Y'all see the man hanging out of the spaceship with the really big gun? Now I'm not saying you weren't easy to find. It was kinda out of our way, and he didn't want to come in the first place. Man's lookin' to kill some folk. So really it's his will y'all should worry about thwarting.

Mal ,'Safe'


Natter 69: Practically names itself.  

Off-topic discussion. Wanna talk about corsets, duct tape, or physics? This is the place. Detailed discussion of any current-season TV must be whitefonted.


shrift - Oct 10, 2011 5:29:55 pm PDT #1184 of 30001
"You can't put a price on the joy of not giving a shit." -Zenkitty

9 months is a lie!


lisah - Oct 10, 2011 5:33:59 pm PDT #1185 of 30001
Punishingly Intricate

I should also add that when I went through security in London on the way back to the U.S., they didn't make me take off my shoes.

Yeah, not in Ireland this summer either.

It still seems fairly nuts to do to a body that's already got a lot going on, though.

She did supposedly check with her doctor and she ran intervals. And probably had trained a bunch for it.

My best friend did 140 miles on a bike 6 weeks after giving birth to her twins by cesarean, though, so possibly I have unreasonable ideas about what can or should be done close to or shortly after having a kid.


sarameg - Oct 10, 2011 5:37:03 pm PDT #1186 of 30001

I defer to trusting the knocked-up athlete to know her limits.


lisah - Oct 10, 2011 5:37:06 pm PDT #1187 of 30001
Punishingly Intricate

In unrelated news, I was at the wedding of friends this weekend and the bride is a sign language interpreter so there was lots of awesome sign language interactions happening. Including a 10-week old staring intently and smiling at one of his moms talking to him with her hands. And I learned how to sign "dumbass" and "vaginally-aged!"


bon bon - Oct 10, 2011 5:38:53 pm PDT #1188 of 30001
It's five thousand for kissing, ten thousand for snuggling... End of list.

It still seems fairly nuts to do to a body that's already got a lot going on, though.
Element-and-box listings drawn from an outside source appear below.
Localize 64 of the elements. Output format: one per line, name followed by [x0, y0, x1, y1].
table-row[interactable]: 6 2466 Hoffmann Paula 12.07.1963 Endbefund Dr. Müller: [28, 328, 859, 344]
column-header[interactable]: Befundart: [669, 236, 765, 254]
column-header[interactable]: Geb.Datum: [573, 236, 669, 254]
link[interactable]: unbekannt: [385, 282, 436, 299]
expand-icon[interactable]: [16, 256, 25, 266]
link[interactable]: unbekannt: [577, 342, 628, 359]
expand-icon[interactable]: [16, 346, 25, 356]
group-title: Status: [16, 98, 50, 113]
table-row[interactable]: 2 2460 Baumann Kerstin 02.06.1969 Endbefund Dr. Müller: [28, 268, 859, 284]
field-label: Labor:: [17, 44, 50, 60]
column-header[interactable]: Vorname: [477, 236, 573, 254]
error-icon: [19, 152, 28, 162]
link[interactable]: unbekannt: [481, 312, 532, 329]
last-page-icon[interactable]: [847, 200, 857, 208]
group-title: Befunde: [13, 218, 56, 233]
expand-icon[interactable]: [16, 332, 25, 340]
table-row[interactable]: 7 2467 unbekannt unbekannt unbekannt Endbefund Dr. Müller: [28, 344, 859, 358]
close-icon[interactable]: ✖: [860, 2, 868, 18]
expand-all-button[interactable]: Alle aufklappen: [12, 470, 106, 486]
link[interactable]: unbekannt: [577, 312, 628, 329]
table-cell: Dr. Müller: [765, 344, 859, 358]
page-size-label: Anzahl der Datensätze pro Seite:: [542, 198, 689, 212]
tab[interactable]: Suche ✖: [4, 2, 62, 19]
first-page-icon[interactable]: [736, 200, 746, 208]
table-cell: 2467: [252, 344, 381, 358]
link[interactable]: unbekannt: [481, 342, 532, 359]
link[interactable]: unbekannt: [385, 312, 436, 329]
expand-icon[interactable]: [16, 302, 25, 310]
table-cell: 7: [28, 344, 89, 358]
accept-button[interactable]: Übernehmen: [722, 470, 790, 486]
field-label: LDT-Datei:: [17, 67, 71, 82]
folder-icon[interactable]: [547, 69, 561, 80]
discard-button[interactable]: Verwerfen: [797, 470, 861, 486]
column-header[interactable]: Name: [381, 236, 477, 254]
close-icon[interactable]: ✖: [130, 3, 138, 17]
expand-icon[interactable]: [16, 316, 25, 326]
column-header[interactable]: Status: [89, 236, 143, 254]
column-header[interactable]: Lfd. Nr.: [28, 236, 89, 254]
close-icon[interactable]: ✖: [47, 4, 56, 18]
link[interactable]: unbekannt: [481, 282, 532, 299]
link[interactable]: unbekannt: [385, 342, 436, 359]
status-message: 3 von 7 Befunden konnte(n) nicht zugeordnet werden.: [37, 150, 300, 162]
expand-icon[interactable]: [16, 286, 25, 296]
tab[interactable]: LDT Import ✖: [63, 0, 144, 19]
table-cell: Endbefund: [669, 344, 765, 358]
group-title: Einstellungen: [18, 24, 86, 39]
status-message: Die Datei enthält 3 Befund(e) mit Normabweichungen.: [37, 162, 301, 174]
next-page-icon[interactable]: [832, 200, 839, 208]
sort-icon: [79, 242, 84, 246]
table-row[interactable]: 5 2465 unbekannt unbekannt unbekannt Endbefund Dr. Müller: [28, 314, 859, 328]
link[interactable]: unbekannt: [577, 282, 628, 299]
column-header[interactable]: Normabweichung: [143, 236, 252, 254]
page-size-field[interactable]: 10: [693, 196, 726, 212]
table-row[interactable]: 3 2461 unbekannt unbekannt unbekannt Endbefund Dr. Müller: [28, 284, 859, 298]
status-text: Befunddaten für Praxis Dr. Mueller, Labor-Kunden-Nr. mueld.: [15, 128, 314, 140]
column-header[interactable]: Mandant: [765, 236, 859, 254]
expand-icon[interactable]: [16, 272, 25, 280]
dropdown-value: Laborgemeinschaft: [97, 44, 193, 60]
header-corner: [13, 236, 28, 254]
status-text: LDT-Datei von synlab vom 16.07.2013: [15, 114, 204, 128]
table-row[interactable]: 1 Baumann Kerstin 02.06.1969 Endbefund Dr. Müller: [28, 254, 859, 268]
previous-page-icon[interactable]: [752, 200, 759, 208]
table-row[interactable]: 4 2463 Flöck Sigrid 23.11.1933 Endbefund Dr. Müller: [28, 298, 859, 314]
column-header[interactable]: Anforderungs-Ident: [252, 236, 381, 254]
I was going to protest this, but at the same time, I puked a lot after yesterday's race and my tummy still hurts. I laugh at myself. But if she's run a bunch of marathons she's probably much less delicate than me.


brenda m - Oct 10, 2011 5:43:32 pm PDT #1189 of 30001
If you're going through hell/keep on going/don't slow down/keep your fear from showing/you might be gone/'fore the devil even knows you're there

"vaginally-aged!"

What does that even mean? Or do I want to know?


le nubian - Oct 10, 2011 5:45:07 pm PDT #1190 of 30001
"And to be clear, I am the hell. And the high water."

brenda,

un-ring that bell!


smonster - Oct 10, 2011 5:46:34 pm PDT #1191 of 30001
We won’t stop until everyone is gay.

Can't remember which is the font thread, and apologies if it's been posted before: the Kill Comic Sans game - [link]


lisah - Oct 10, 2011 5:51:56 pm PDT #1192 of 30001
Punishingly Intricate

What does that even mean? Or do I want to know?

Well, it's kind of a long story but, basically, it's a...um...pretend business venture? Based on my friend's one-day experience in the Baltimore city lockup this past spring. The "2nd worst" thing that happened was that she saw one of her cellmates squat and remove some cigarettes (and matches!) from her vagina. So she could smoke them (and trade one for $5). In the retelling of this story, the idea that there must be a market out there for things that are "vaginally-aged" has arisen. There's a fetish for everything, right? (I don't actually want to know!)

(The absolute worst thing that happened was that they called her mom! Although she is over 40, does not live with her parents, and someone-me-had already paid her bail! She'd gotten picked up for a traffic thing, she'd hurt nobody's person or property, so it wasn't a big deal but, still, you don't want to have to explain being in jail to your mom!)


Kat - Oct 10, 2011 5:52:12 pm PDT #1193 of 30001
"I keep to a strict diet of ill-advised enthusiasm and heartfelt regret." Leigh Bardugo

Vaginally aged sounds like a person making fun of the frommagist cave-aged bullshit.

We should learn dumbass, but we do know asshole.

I had to write out Grace's sign vocab the other day and she knows about 70+ words, plus a few stock phrases (it's nice to meet you! good to see you! brother hurt me).